Choice Time is an integral part of our kindergarten curriculum at Fernbrook Elementary. Across all classes, students engage in purposeful play and learn to apply the executive functioning skills they have developed throughout their classroom experiences and interactions with peers.
In order to ensure that students collaborate, plan, problem-solve and reflect within the allotted amount of playtime, we decided that Choice Time must be composed of four stages: choose, plan, play and proud share. Each piece of Choice Time is essential for developing life skills.
While the choose process gives students a choice in what they do, they are often confronted with tough choices, such as deciding with whom they want to play and where they want to play. Giving students time to work out these differences helps them develop language and conflict resolution skills.
After making their choice, students plan their Choice Time.
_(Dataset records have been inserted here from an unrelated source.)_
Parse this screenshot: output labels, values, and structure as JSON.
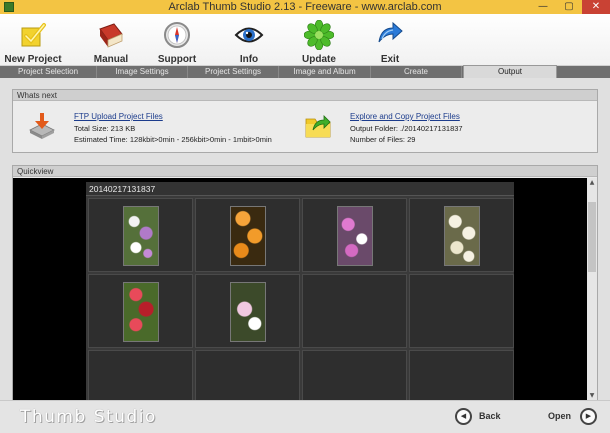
{
  "window": {
    "title": "Arclab Thumb Studio 2.13 - Freeware - www.arclab.com",
    "minimize_glyph": "—",
    "maximize_glyph": "▢",
    "close_glyph": "✕"
  },
  "toolbar": {
    "buttons": [
      {
        "label": "New Project",
        "icon": "new-project-icon"
      },
      {
        "label": "Manual",
        "icon": "book-icon"
      },
      {
        "label": "Support",
        "icon": "compass-icon"
      },
      {
        "label": "Info",
        "icon": "eye-icon"
      },
      {
        "label": "Update",
        "icon": "flower-icon"
      },
      {
        "label": "Exit",
        "icon": "exit-arrow-icon"
      }
    ]
  },
  "tabs": [
    {
      "label": "Project Selection",
      "active": false
    },
    {
      "label": "Image Settings",
      "active": false
    },
    {
      "label": "Project Settings",
      "active": false
    },
    {
      "label": "Image and Album Selection",
      "active": false
    },
    {
      "label": "Create",
      "active": false
    },
    {
      "label": "Output",
      "active": true
    }
  ],
  "whats_next": {
    "title": "Whats next",
    "ftp": {
      "link": "FTP Upload Project Files",
      "total_size": "Total Size: 213 KB",
      "estimated_time": "Estimated Time: 128kbit>0min - 256kbit>0min - 1mbit>0min",
      "icon": "ftp-upload-icon"
    },
    "explore": {
      "link": "Explore and Copy Project Files",
      "output_folder": "Output Folder: ./20140217131837",
      "number_of_files": "Number of Files: 29",
      "icon": "folder-explore-icon"
    }
  },
  "quickview": {
    "title": "Quickview",
    "gallery_title": "20140217131837",
    "thumbnails": [
      {
        "description": "purple and white daisies",
        "colors": [
          "#6a8a3a",
          "#b07ac8",
          "#f2f2f2"
        ]
      },
      {
        "description": "orange marigolds",
        "colors": [
          "#c76f12",
          "#f29b2a",
          "#3a2a10"
        ]
      },
      {
        "description": "pink mesembryanthemum flowers",
        "colors": [
          "#8a5a8a",
          "#e07ad0",
          "#ffffff"
        ]
      },
      {
        "description": "white daisies",
        "colors": [
          "#d8d2b8",
          "#f5f1e2",
          "#5a5a3a"
        ]
      },
      {
        "description": "red flowers",
        "colors": [
          "#b81e2a",
          "#e84a5a",
          "#4a6a2a"
        ]
      },
      {
        "description": "pink cosmos flowers",
        "colors": [
          "#3c4a2a",
          "#f0c8e0",
          "#ffffff"
        ]
      }
    ]
  },
  "footer": {
    "brand": "Thumb Studio",
    "back_label": "Back",
    "open_label": "Open",
    "back_glyph": "◀",
    "open_glyph": "▶"
  },
  "colors": {
    "titlebar": "#f3c443",
    "close": "#c94234",
    "tabbar": "#6f6f6f",
    "quickview_bg": "#000000",
    "link": "#1c3c8c"
  }
}
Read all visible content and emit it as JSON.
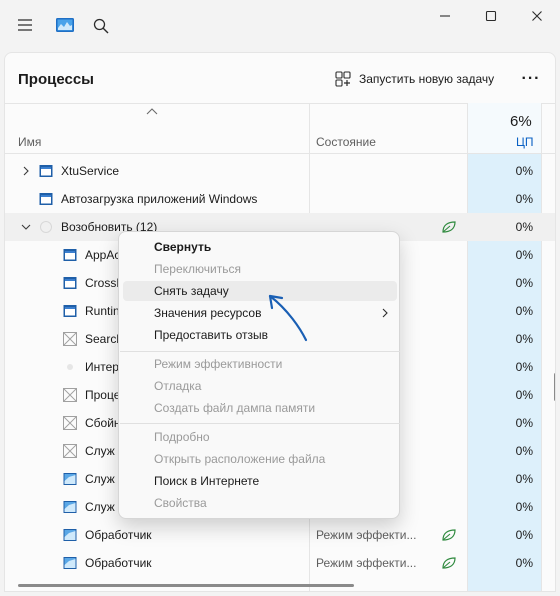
{
  "toolbar": {
    "page_title": "Процессы",
    "new_task_label": "Запустить новую задачу",
    "more_label": "···"
  },
  "columns": {
    "name": "Имя",
    "status": "Состояние",
    "cpu_percent": "6%",
    "cpu": "ЦП"
  },
  "rows": [
    {
      "name": "XtuService",
      "status": "",
      "cpu": "0%"
    },
    {
      "name": "Автозагрузка приложений Windows",
      "status": "",
      "cpu": "0%"
    },
    {
      "name": "Возобновить (12)",
      "status": "",
      "cpu": "0%"
    },
    {
      "name": "AppAc",
      "status": "",
      "cpu": "0%"
    },
    {
      "name": "CrossD",
      "status": "",
      "cpu": "0%"
    },
    {
      "name": "Runtin",
      "status": "",
      "cpu": "0%"
    },
    {
      "name": "Search",
      "status": "",
      "cpu": "0%"
    },
    {
      "name": "Интер",
      "status": "",
      "cpu": "0%"
    },
    {
      "name": "Проце",
      "status": "",
      "cpu": "0%"
    },
    {
      "name": "Сбойн",
      "status": "",
      "cpu": "0%"
    },
    {
      "name": "Служ",
      "status": "",
      "cpu": "0%"
    },
    {
      "name": "Служ",
      "status": "",
      "cpu": "0%"
    },
    {
      "name": "Служ",
      "status": "",
      "cpu": "0%"
    },
    {
      "name": "Обработчик",
      "status": "Режим эффекти...",
      "cpu": "0%"
    },
    {
      "name": "Обработчик",
      "status": "Режим эффекти...",
      "cpu": "0%"
    }
  ],
  "context_menu": {
    "items": [
      {
        "label": "Свернуть"
      },
      {
        "label": "Переключиться"
      },
      {
        "label": "Снять задачу"
      },
      {
        "label": "Значения ресурсов"
      },
      {
        "label": "Предоставить отзыв"
      },
      {
        "label": "Режим эффективности"
      },
      {
        "label": "Отладка"
      },
      {
        "label": "Создать файл дампа памяти"
      },
      {
        "label": "Подробно"
      },
      {
        "label": "Открыть расположение файла"
      },
      {
        "label": "Поиск в Интернете"
      },
      {
        "label": "Свойства"
      }
    ]
  },
  "colors": {
    "accent": "#0a61c4",
    "cpu_column": "#ddf0fb",
    "eco_leaf": "#2f8a3e",
    "annotation_arrow": "#1a5fb4"
  },
  "icons": [
    "menu-icon",
    "task-manager-icon",
    "search-icon",
    "minimize-icon",
    "maximize-icon",
    "close-icon",
    "new-task-icon",
    "more-icon",
    "chevron-right-icon",
    "chevron-down-icon",
    "app-window-icon",
    "placeholder-icon",
    "eco-leaf-icon",
    "submenu-arrow-icon"
  ]
}
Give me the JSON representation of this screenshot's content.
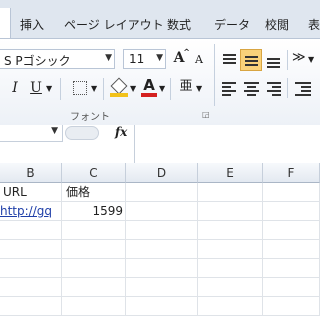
{
  "ribbon_tabs": [
    "挿入",
    "ページ レイアウト",
    "数式",
    "データ",
    "校閲",
    "表示"
  ],
  "font": {
    "name": "S Pゴシック",
    "size": "11"
  },
  "buttons": {
    "grow": "A",
    "shrink": "A",
    "italic": "I",
    "underline": "U",
    "phonetic": "亜"
  },
  "groups": {
    "font": "フォント"
  },
  "formula_bar": {
    "fx": "fx",
    "value": ""
  },
  "columns": [
    "B",
    "C",
    "D",
    "E",
    "F"
  ],
  "rows": [
    {
      "B": "URL",
      "C": "価格",
      "D": "",
      "E": "",
      "F": ""
    },
    {
      "B": "http://gq",
      "C": "1599",
      "D": "",
      "E": "",
      "F": ""
    }
  ],
  "colors": {
    "fill": "#f2c21b",
    "font": "#d42020",
    "active_align": "#f9d27a"
  }
}
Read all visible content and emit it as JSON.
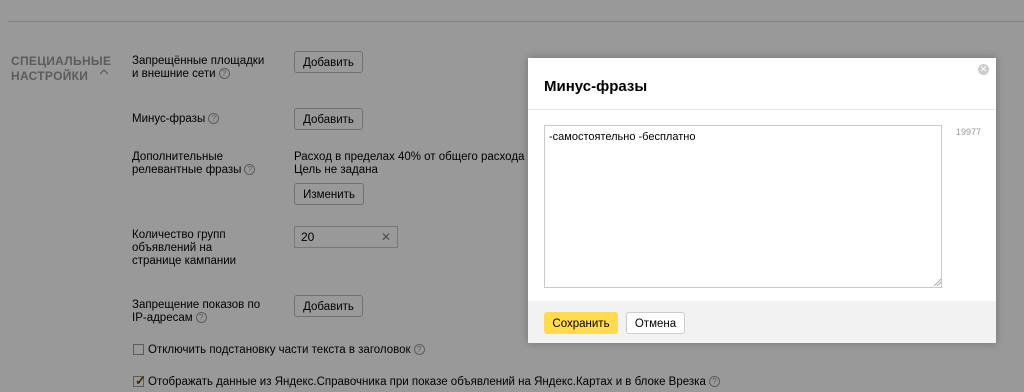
{
  "section": {
    "title": "СПЕЦИАЛЬНЫЕ НАСТРОЙКИ"
  },
  "rows": {
    "blocked_sites": {
      "label": "Запрещённые площадки и внешние сети",
      "button": "Добавить"
    },
    "minus_phrases": {
      "label": "Минус-фразы",
      "button": "Добавить"
    },
    "extra_phrases": {
      "label": "Дополнительные релевантные фразы",
      "line1": "Расход в пределах 40% от общего расхода",
      "line2": "Цель не задана",
      "button": "Изменить"
    },
    "groups_count": {
      "label": "Количество групп объявлений на странице кампании",
      "value": "20"
    },
    "ip_block": {
      "label": "Запрещение показов по IP-адресам",
      "button": "Добавить"
    },
    "checkbox1": {
      "label": "Отключить подстановку части текста в заголовок",
      "checked": false
    },
    "checkbox2": {
      "label": "Отображать данные из Яндекс.Справочника при показе объявлений на Яндекс.Картах и в блоке Врезка",
      "checked": true
    }
  },
  "modal": {
    "title": "Минус-фразы",
    "textarea_value": "-самостоятельно -бесплатно",
    "counter": "19977",
    "save": "Сохранить",
    "cancel": "Отмена"
  },
  "colors": {
    "save_button": "#ffdb4d",
    "overlay": "rgba(0,0,0,0.40)"
  }
}
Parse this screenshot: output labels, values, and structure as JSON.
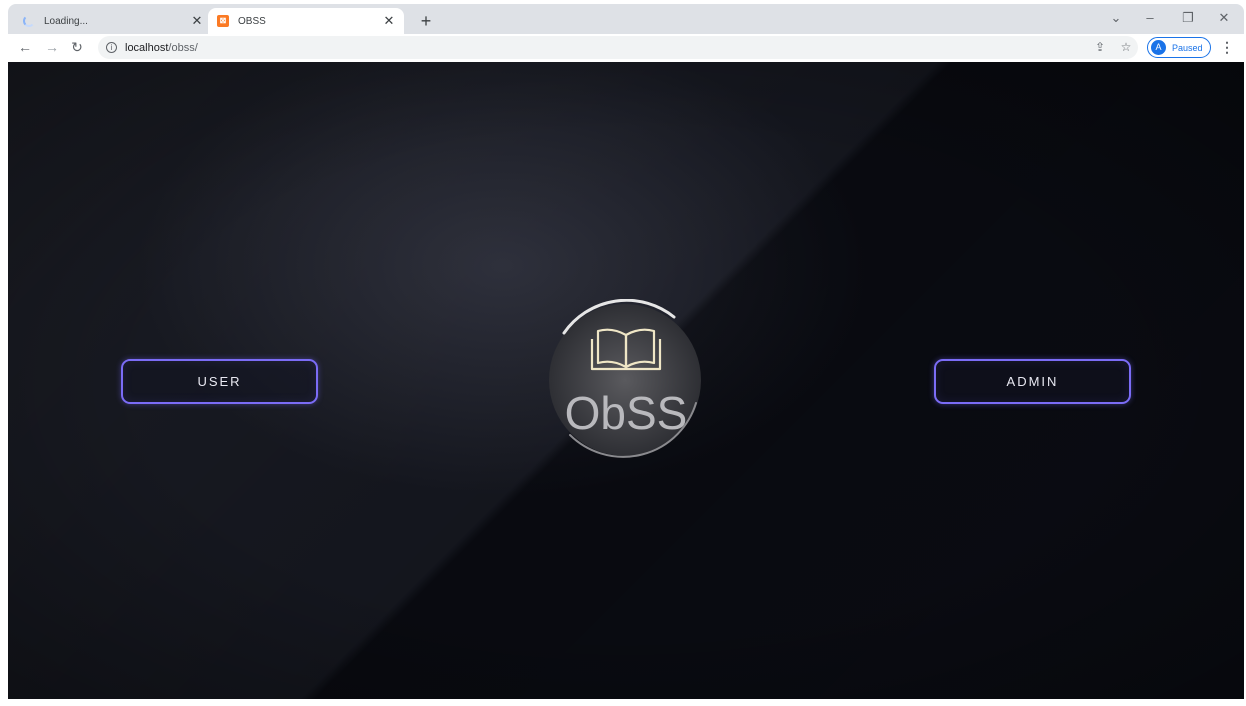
{
  "browser": {
    "tabs": [
      {
        "title": "Loading...",
        "favicon": "loading-spinner-icon",
        "active": false
      },
      {
        "title": "OBSS",
        "favicon": "xampp-icon",
        "active": true
      }
    ],
    "new_tab_symbol": "+",
    "url_host": "localhost",
    "url_path": "/obss/",
    "profile_initial": "A",
    "profile_status": "Paused",
    "accent_color": "#1a73e8"
  },
  "page": {
    "user_button": "USER",
    "admin_button": "ADMIN",
    "logo_text": "ObSS",
    "button_border_color": "#7b6cf6",
    "background_color": "#0c0e16",
    "logo_icon": "open-book-icon"
  }
}
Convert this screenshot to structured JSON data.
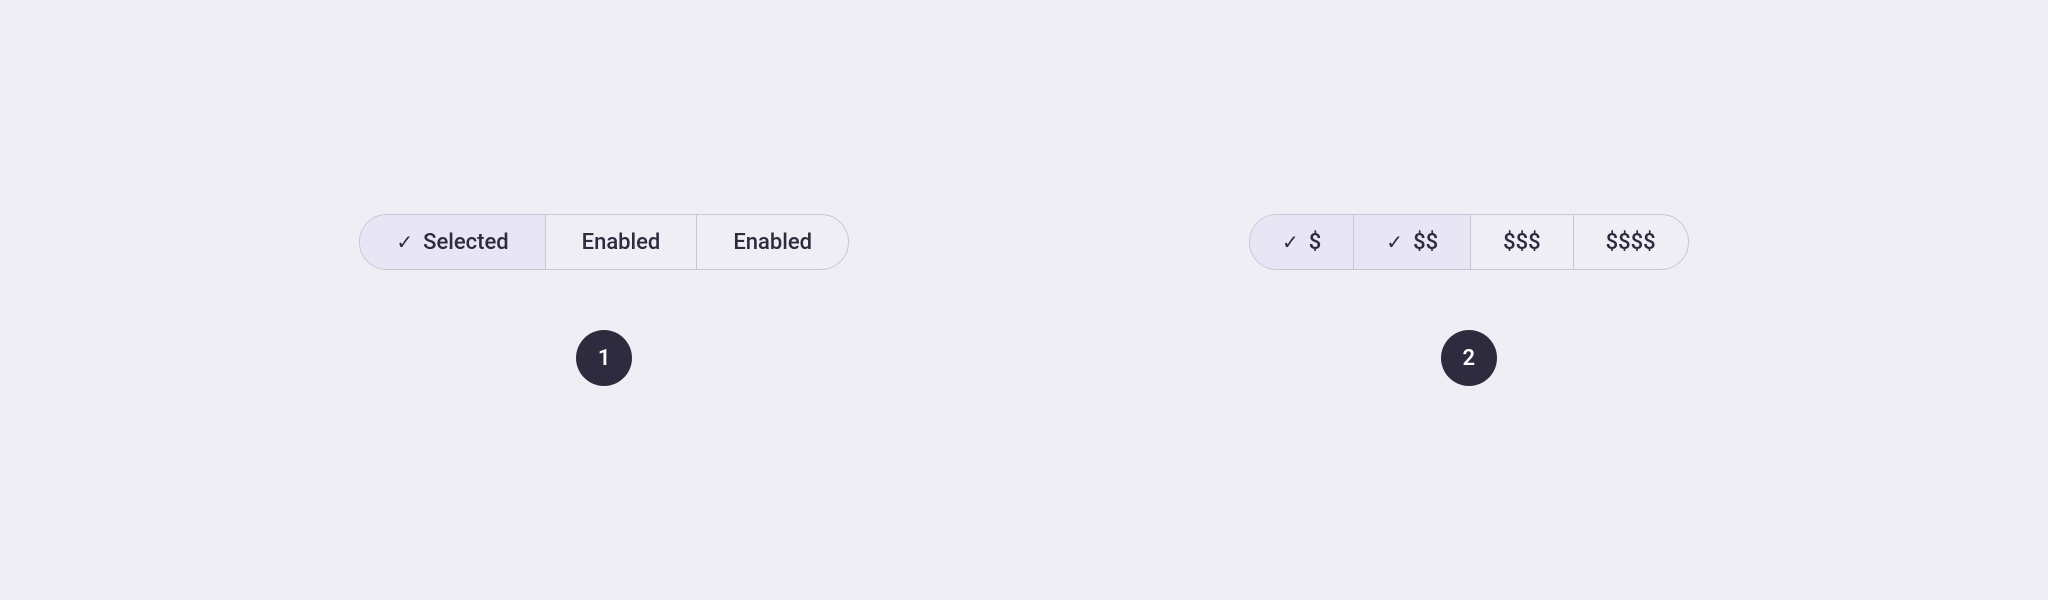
{
  "example1": {
    "segments": [
      {
        "id": "selected",
        "label": "Selected",
        "selected": true,
        "hasCheck": true
      },
      {
        "id": "enabled1",
        "label": "Enabled",
        "selected": false,
        "hasCheck": false
      },
      {
        "id": "enabled2",
        "label": "Enabled",
        "selected": false,
        "hasCheck": false
      }
    ],
    "badge": "1"
  },
  "example2": {
    "segments": [
      {
        "id": "price1",
        "label": "$",
        "selected": true,
        "hasCheck": true
      },
      {
        "id": "price2",
        "label": "$$",
        "selected": true,
        "hasCheck": true
      },
      {
        "id": "price3",
        "label": "$$$",
        "selected": false,
        "hasCheck": false
      },
      {
        "id": "price4",
        "label": "$$$$",
        "selected": false,
        "hasCheck": false
      }
    ],
    "badge": "2"
  }
}
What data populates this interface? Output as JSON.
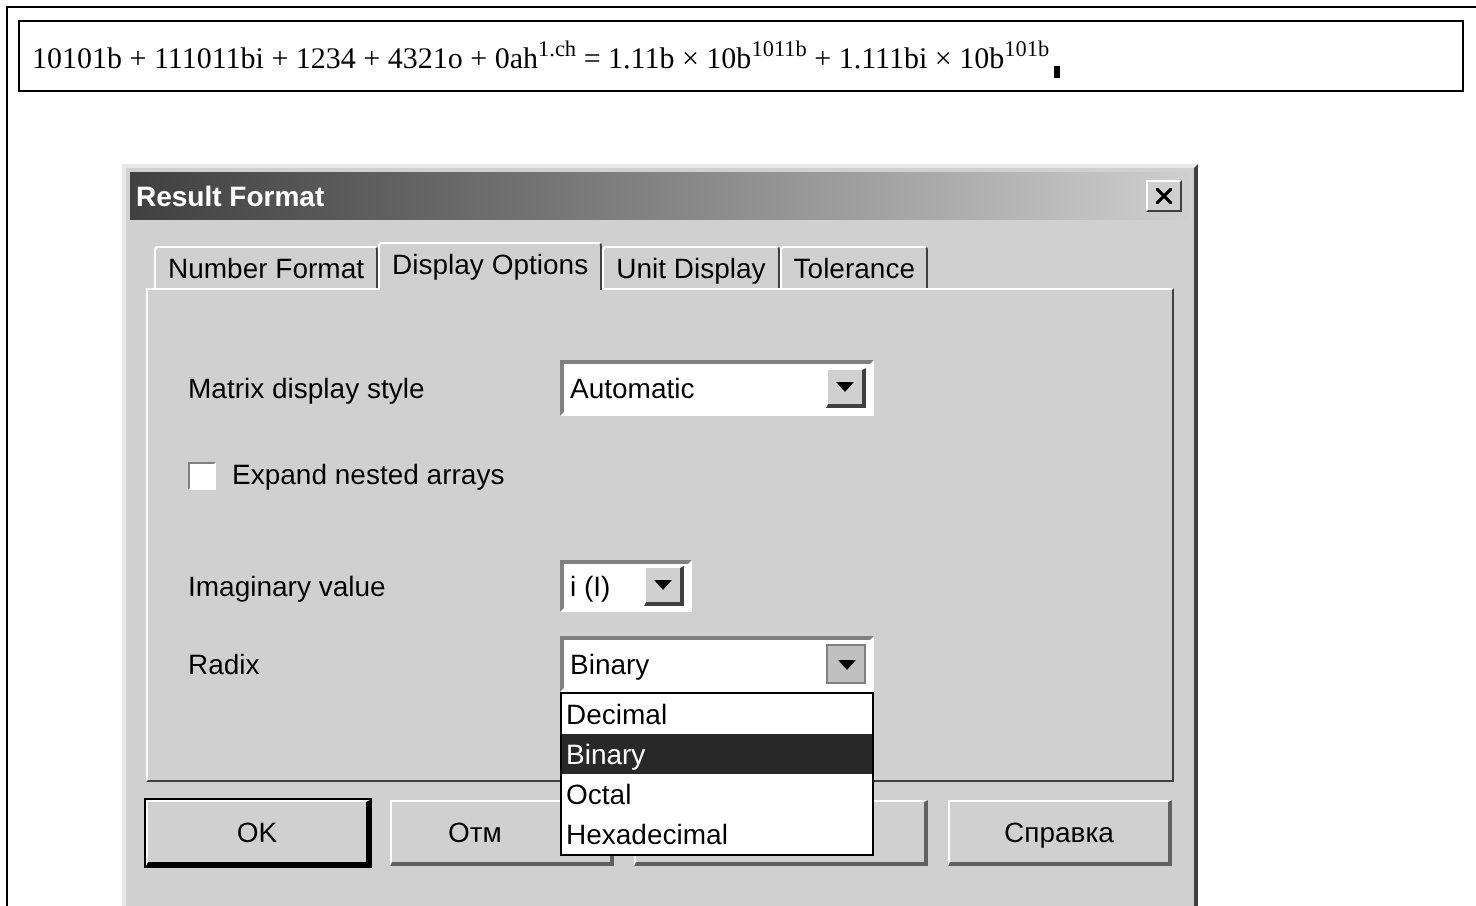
{
  "expression": "10101b + 111011bi + 1234 + 4321o + 0ah$^{1.ch}$ = 1.11b × 10b$^{1011b}$ + 1.111bi × 10b$^{101b}$",
  "dialog": {
    "title": "Result Format",
    "tabs": [
      {
        "label": "Number Format",
        "selected": false
      },
      {
        "label": "Display Options",
        "selected": true
      },
      {
        "label": "Unit Display",
        "selected": false
      },
      {
        "label": "Tolerance",
        "selected": false
      }
    ],
    "fields": [
      {
        "kind": "select",
        "label": "Matrix display style",
        "value": "Automatic"
      },
      {
        "kind": "checkbox",
        "label": "Expand nested arrays",
        "checked": false
      },
      {
        "kind": "small-select",
        "label": "Imaginary value",
        "value": "i (I)"
      },
      {
        "kind": "select",
        "label": "Radix",
        "value": "Binary",
        "expanded": true,
        "options": [
          {
            "label": "Decimal",
            "selected": false
          },
          {
            "label": "Binary",
            "selected": true
          },
          {
            "label": "Octal",
            "selected": false
          },
          {
            "label": "Hexadecimal",
            "selected": false
          }
        ]
      }
    ],
    "buttons": [
      {
        "label": "OK",
        "default": true
      },
      {
        "label": "Отм",
        "default": false
      },
      {
        "default": false
      },
      {
        "label": "Справка",
        "default": false
      }
    ]
  }
}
This step is the most critical piece of the puzzle, as students work in groups to outline the materials they will need, the roles each member will take on, and how they will build their Choice Time center. During the planning stage students are forced to develop their skills in organization, communication and collaboration. Then the magic happens and play begins!
During play, I walk around the classroom and spend time with each group. Sometimes I observe, coach or join in the play. Observing enables me to understand the social-emotional needs of each student. I use the observational data I collect when coaching playgroups, as this enables me to support students in learning how to take turns, speak up for themselves, and share. Finally, joining in the children’s play helps me foster individual relationships with each of my students and enables me to experience how their brains are evolving.
The last piece of the Choice Time workshop is called proud share. This is the time when each group reflects on what they accomplished that day. First, groups are asked to discuss among themselves what they would like to present to the class. Then, the students make a presentation with the group of peers they played with during Choice Time. At the end of each presentation, other members of the class give the group feedback on their share. Groups may discuss conflicts that arose during the period, and we use these scenarios to reflect on solutions that might make their play better in the future.
The benefits of Choice Time are limitless and stem from real-world experiences. Choice Time engages all students, as they can vary Choice Time areas in an infinite number of ways if they use their imaginations and interests to alter the areas where they play. Students have established areas to represent restaurants and rock bands, and then changed them to depict pet shops or magic shows.